I love literature, but not because I love stories per se. I find nearly all the moves the traditional novel makes unbelievably predictable, tired, contrived, and essentially purposeless. I can never remember characters’ names, plot developments, lines of dialogue, details of setting. It’s not clear to me what such narratives are supposedly revealing about the human condition. I’m drawn to literature instead as a form of thinking, consciousness, wisdom-seeking. I like work that’s focused not only page by page but line by line on what the writer really cares about rather than hoping that what the writer cares about will somehow mysteriously creep through the cracks of narrative, which is the way I experience most stories and novels. Collage works are nearly always “about what they’re about”—which may sound a tad tautological—but when I read a book that I really love, I’m excited because I can feel the writer’s excitement that in every paragraph he’s manifestly exploring his subject.

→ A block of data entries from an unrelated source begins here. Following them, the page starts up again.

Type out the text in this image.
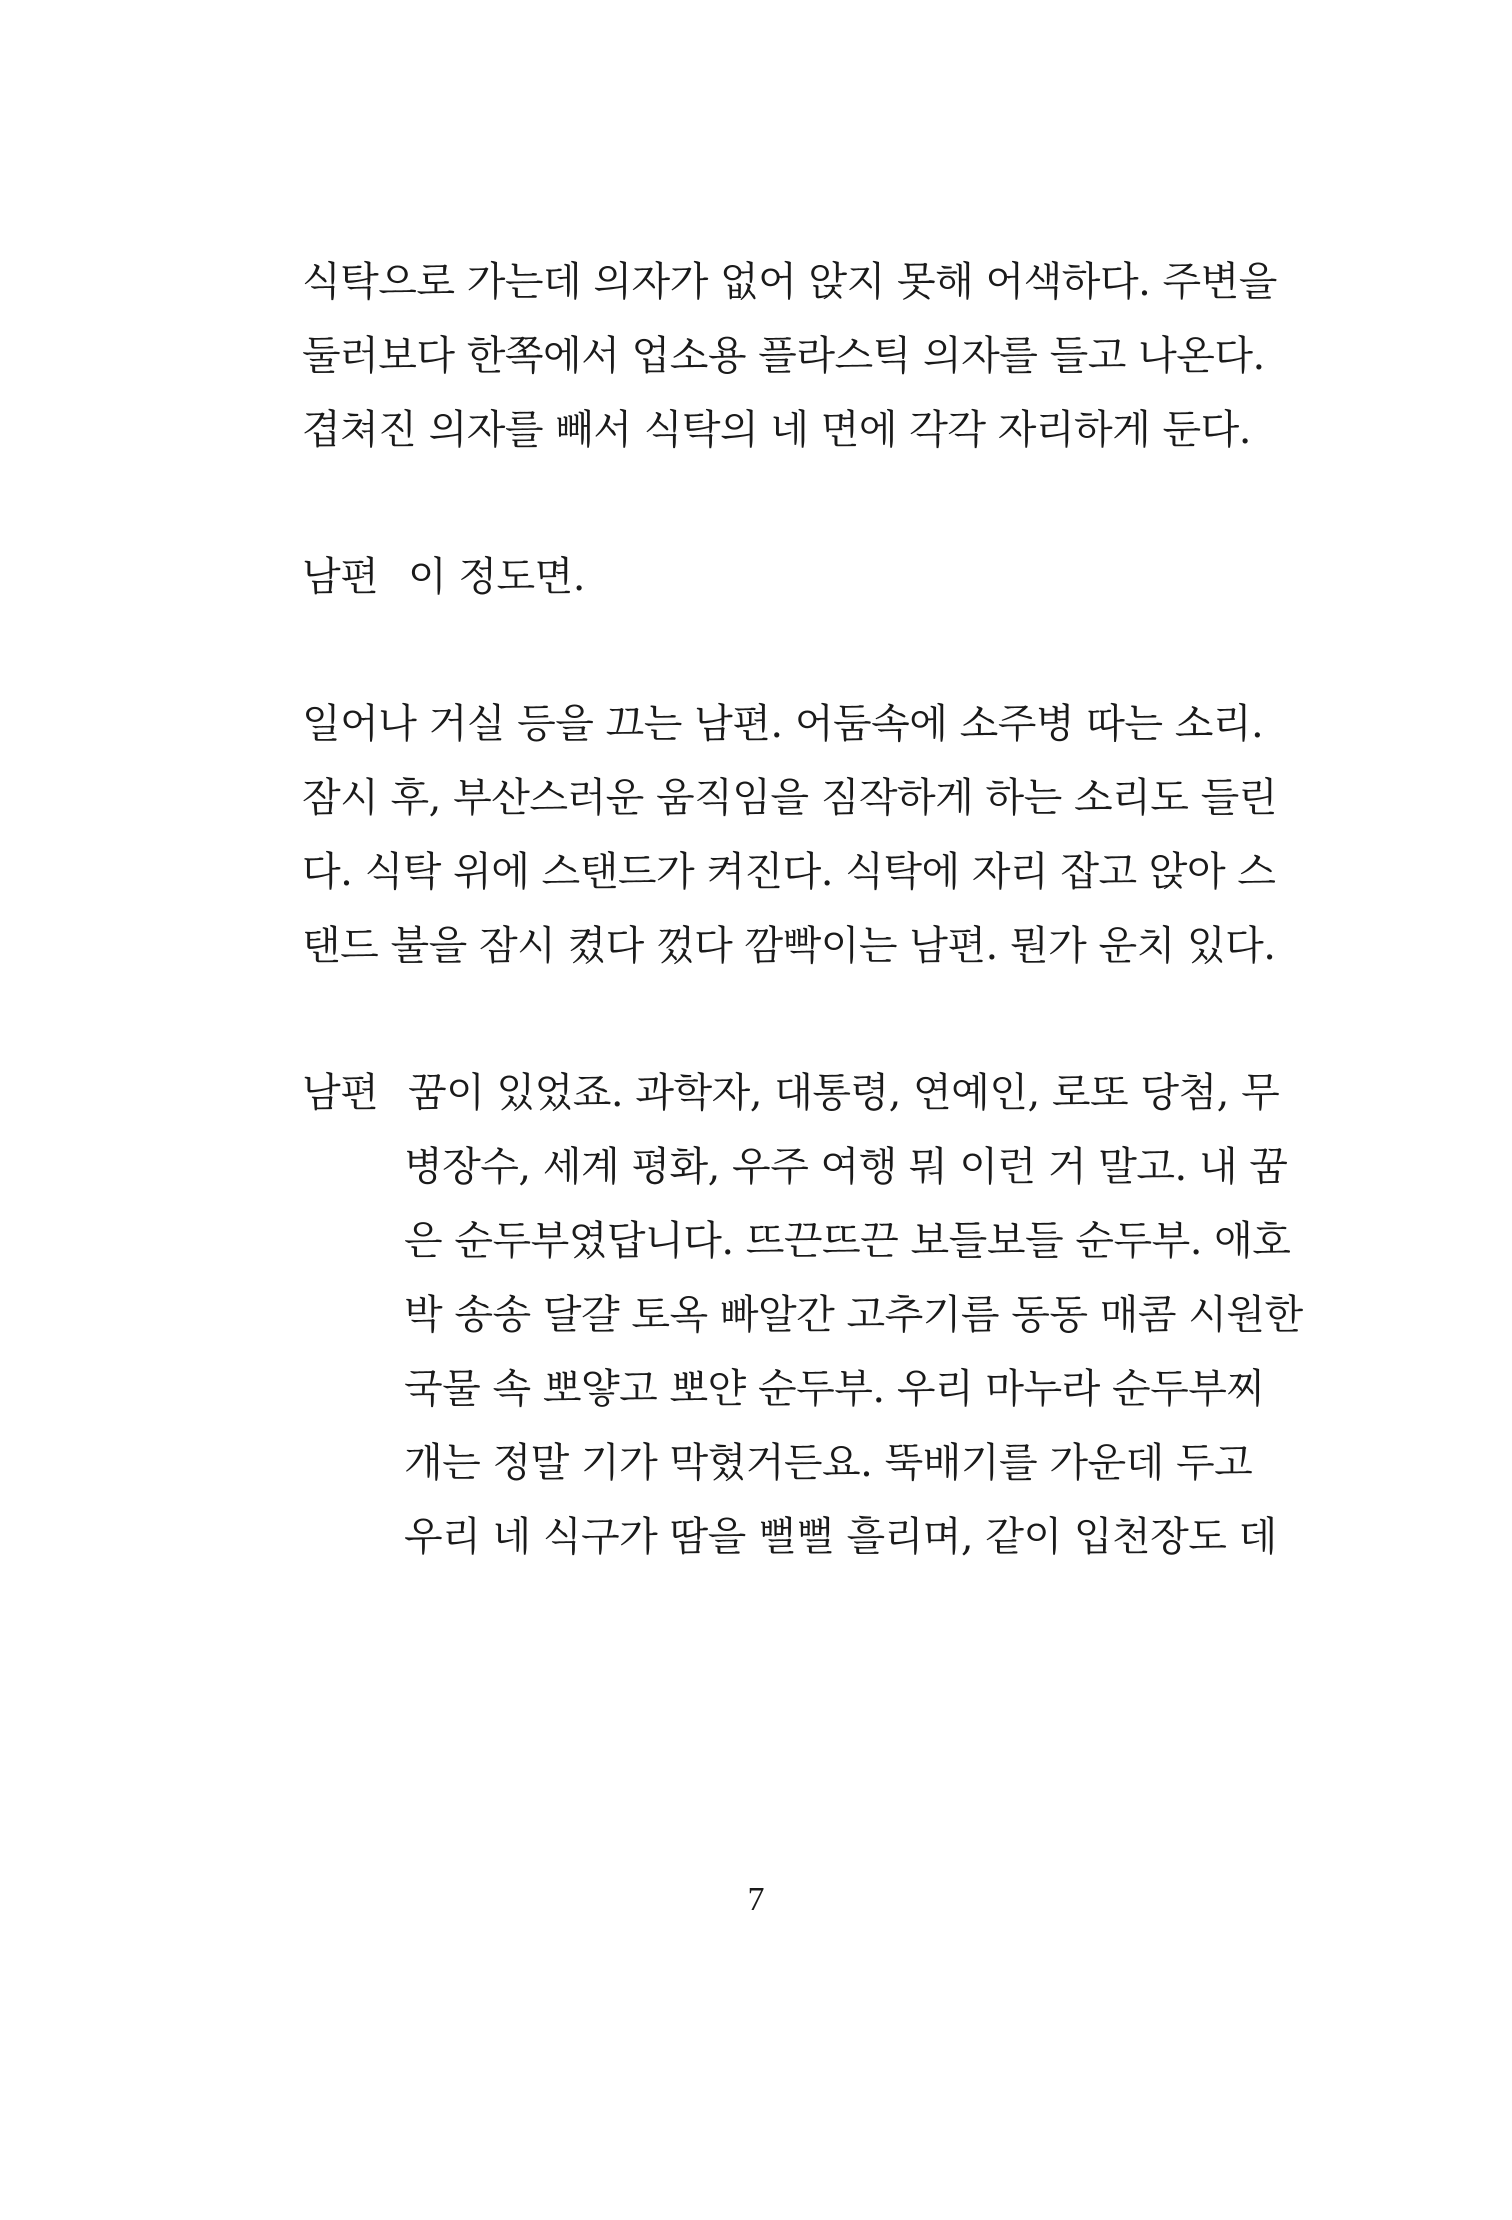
식탁으로 가는데 의자가 없어 앉지 못해 어색하다. 주변을
둘러보다 한쪽에서 업소용 플라스틱 의자를 들고 나온다.
겹쳐진 의자를 빼서 식탁의 네 면에 각각 자리하게 둔다.
남편 이 정도면.
일어나 거실 등을 끄는 남편. 어둠속에 소주병 따는 소리.
잠시 후, 부산스러운 움직임을 짐작하게 하는 소리도 들린
다. 식탁 위에 스탠드가 켜진다. 식탁에 자리 잡고 앉아 스
탠드 불을 잠시 켰다 껐다 깜빡이는 남편. 뭔가 운치 있다.
남편 꿈이 있었죠. 과학자, 대통령, 연예인, 로또 당첨, 무
병장수, 세계 평화, 우주 여행 뭐 이런 거 말고. 내 꿈
은 순두부였답니다. 뜨끈뜨끈 보들보들 순두부. 애호
박 송송 달걀 토옥 빠알간 고추기름 동동 매콤 시원한
국물 속 뽀얗고 뽀얀 순두부. 우리 마누라 순두부찌
개는 정말 기가 막혔거든요. 뚝배기를 가운데 두고
우리 네 식구가 땀을 뻘뻘 흘리며, 같이 입천장도 데
7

Oy. The big error here–and one I wish Woods had spent a little more time deconstructing–lies in assuming that novels aren’t “about what they’re about.” Plenty of accomplished novelists are also accomplished essayists, so it’s probably worth asking why people who excel in both fields would choose to do both. Vanity? Holding out for a film deal? An overactive imagination?

Or maybe–just maybe–the ideas that any worthwhile novelist is trying to work out on the page aren’t reducible. Maybe you can’t distill everything that makes a great novel what it is in the Cliff Notes.

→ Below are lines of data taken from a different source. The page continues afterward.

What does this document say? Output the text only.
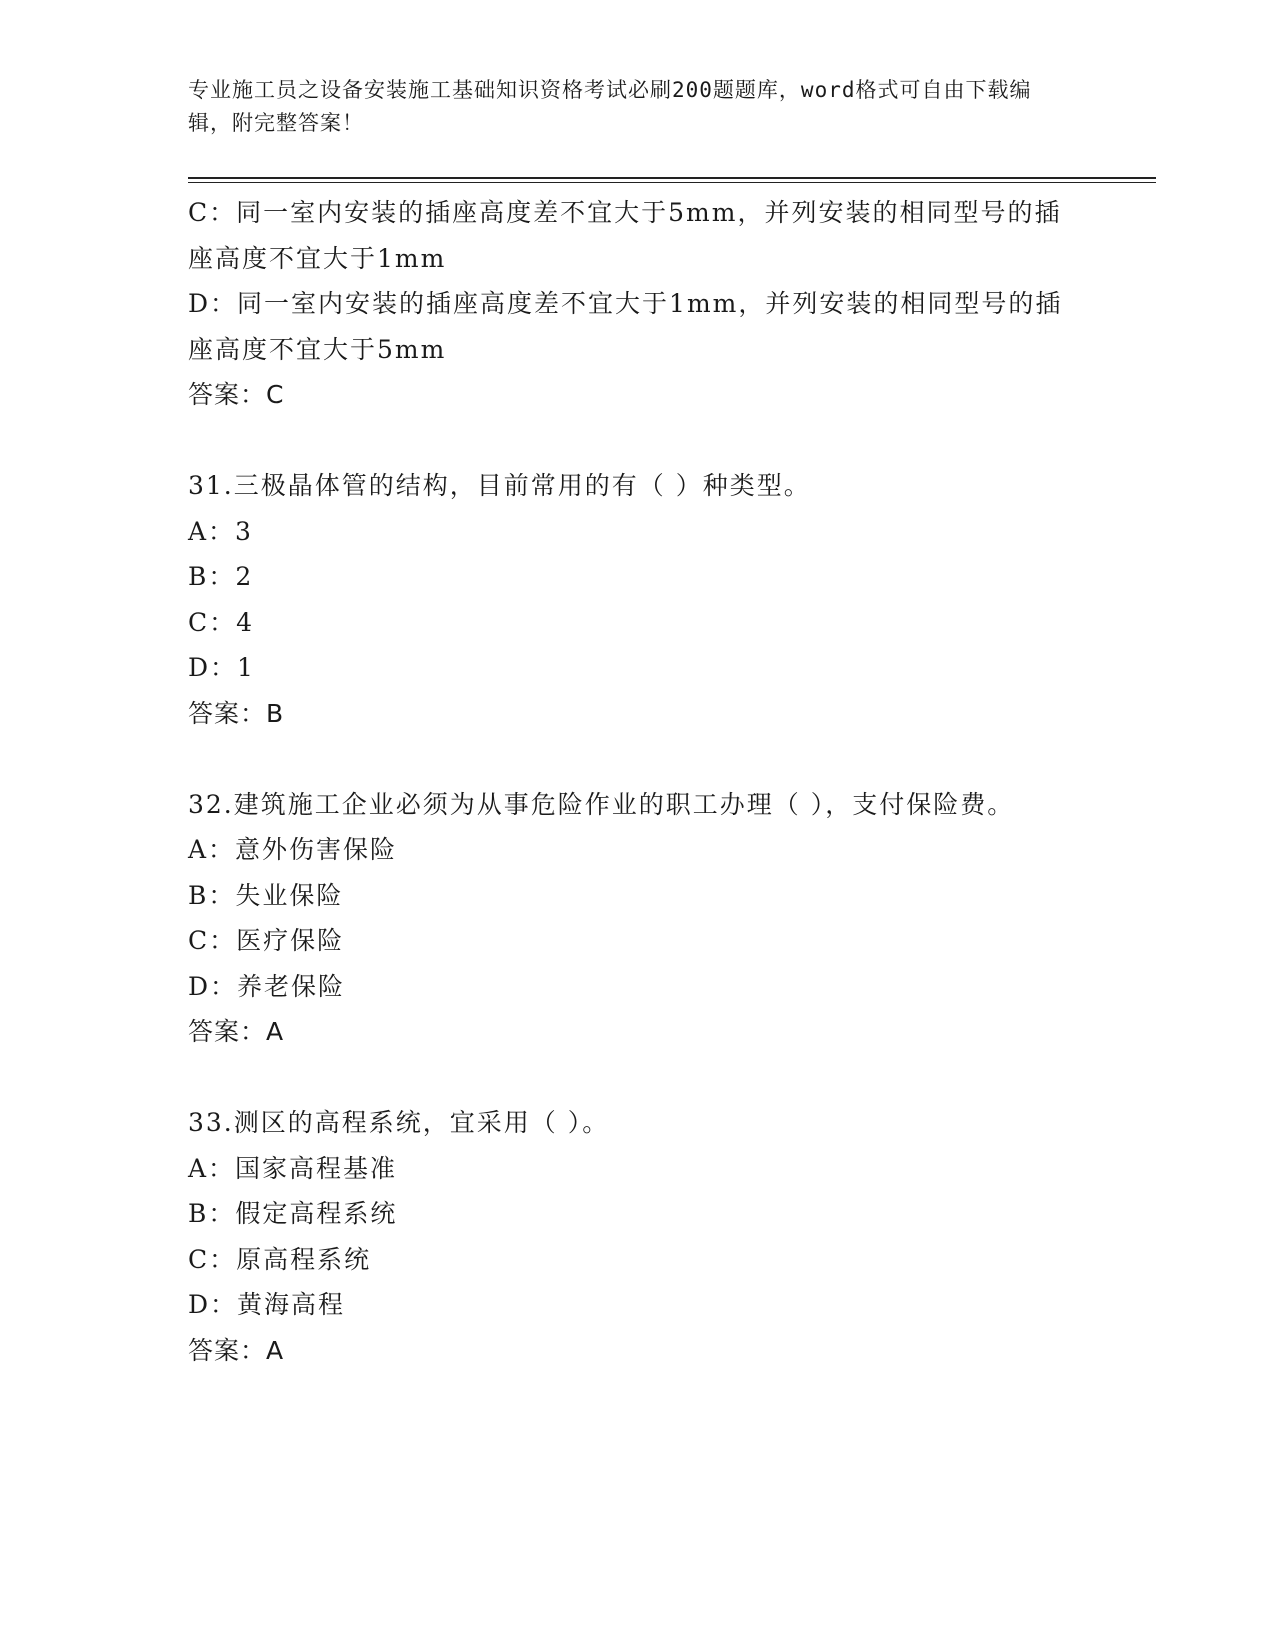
专业施工员之设备安装施工基础知识资格考试必刷200题题库，word格式可自由下载编辑，附完整答案！
C：同一室内安装的插座高度差不宜大于5mm，并列安装的相同型号的插座高度不宜大于1mm
D：同一室内安装的插座高度差不宜大于1mm，并列安装的相同型号的插座高度不宜大于5mm
答案：C
31.三极晶体管的结构，目前常用的有（ ）种类型。
A：3
B：2
C：4
D：1
答案：B
32.建筑施工企业必须为从事危险作业的职工办理（ ），支付保险费。
A：意外伤害保险
B：失业保险
C：医疗保险
D：养老保险
答案：A
33.测区的高程系统，宜采用（ ）。
A：国家高程基准
B：假定高程系统
C：原高程系统
D：黄海高程
答案：A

Take the example of Hamlet, whose plot reviewer Sante trivializes by saying it exists merely to service “the human need for sensation” and make all the proto-existentialism go down a bit easier. The suggestion is that all of the grand plot flourishes–the ghost, the mass bloodshed at the climax, the way the formula of the Shakespearean tragedy brings the play through all the expected hits–are just red meat tossed to the groundlings, and completely detachable from the Big Serious Ideas.

But without those things, you wouldn’t have Hamlet. The structure of the play, for example, may seem over familiar, but that’s a feature, not a bug. Someone who has seen a couple film adaptations of Shakespearean tragedies but is watching Hamlet for the first time might find that the grim inevitability of the outcome provides much-needed context for for the protagonist’s indecision. And it illustrates it in a much more vivid, eloquent, and vital way than me just telling you about it. Call it cliché, but skillfully deployed cliché can add a richness of meaning you would never get otherwise. You would think that someone as big on sampling and quotation as Shields would get this.

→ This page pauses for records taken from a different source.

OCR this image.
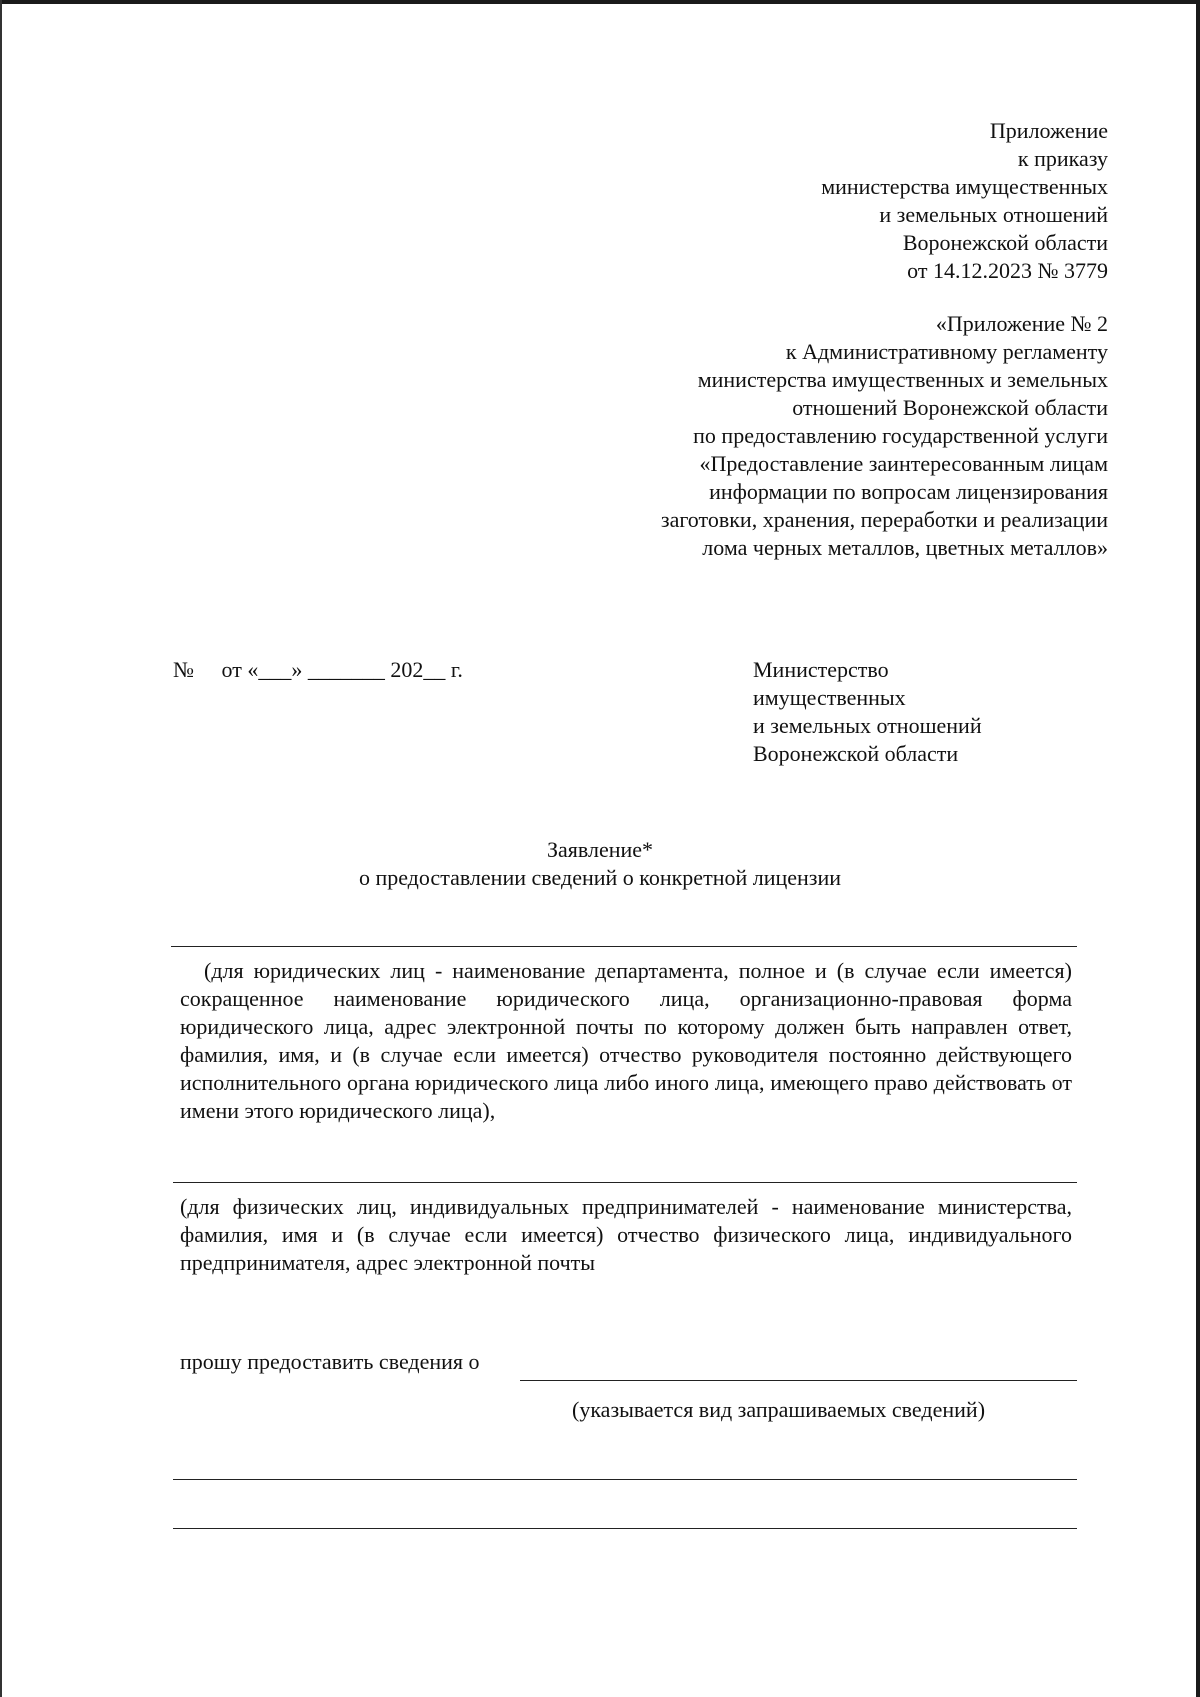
Приложение
к приказу
министерства имущественных
и земельных отношений
Воронежской области
от 14.12.2023 № 3779
«Приложение № 2
к Административному регламенту
министерства имущественных и земельных
отношений Воронежской области
по предоставлению государственной услуги
«Предоставление заинтересованным лицам
информации по вопросам лицензирования
заготовки, хранения, переработки и реализации
лома черных металлов, цветных металлов»
№     от «___» _______ 202__ г.	Министерство
имущественных
и земельных отношений
Воронежской области
Заявление*
о предоставлении сведений о конкретной лицензии
(для юридических лиц - наименование департамента, полное и (в случае если имеется) сокращенное наименование юридического лица, организационно-правовая форма юридического лица, адрес электронной почты по которому должен быть направлен ответ, фамилия, имя, и (в случае если имеется) отчество руководителя постоянно действующего исполнительного органа юридического лица либо иного лица, имеющего право действовать от имени этого юридического лица),
(для физических лиц, индивидуальных предпринимателей - наименование министерства, фамилия, имя и (в случае если имеется) отчество физического лица, индивидуального предпринимателя, адрес электронной почты
прошу предоставить сведения о
(указывается вид запрашиваемых сведений)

Besides, it’s incredibly presumptive to assume that the narrative in a novel has nothing to do with what the author–in Shields’ words–“really cares about.” If a novelist has any emotional investment in the characters, then presumably she cares about what happens to them in the narrative. If this same novelist doesn’t care for those characters, then the novel is probably going to be pretty bad.

Maybe Shields doesn’t care. Fine. But the original sin of a lot of these “death of the novel” tracts is an attempt to intellectualize and universalize what is really just personal preference. It’s arrogant, self-satisfied, and, by now, pretty thoroughly exhausted of its novelty. Maybe it’s time for some novelist with a gift for sarcasm to write a manifesto on the death of the death-of-the-novel manifesto.

(NOVELty. Ba-zing!)


One Response

  1. Dude, you need a recommend feature on your blog posts. I’ve got nothing really to add here but I want to voice my support just the same and it would probably be more efficient, time-wise, if there was a single button I could press to express that.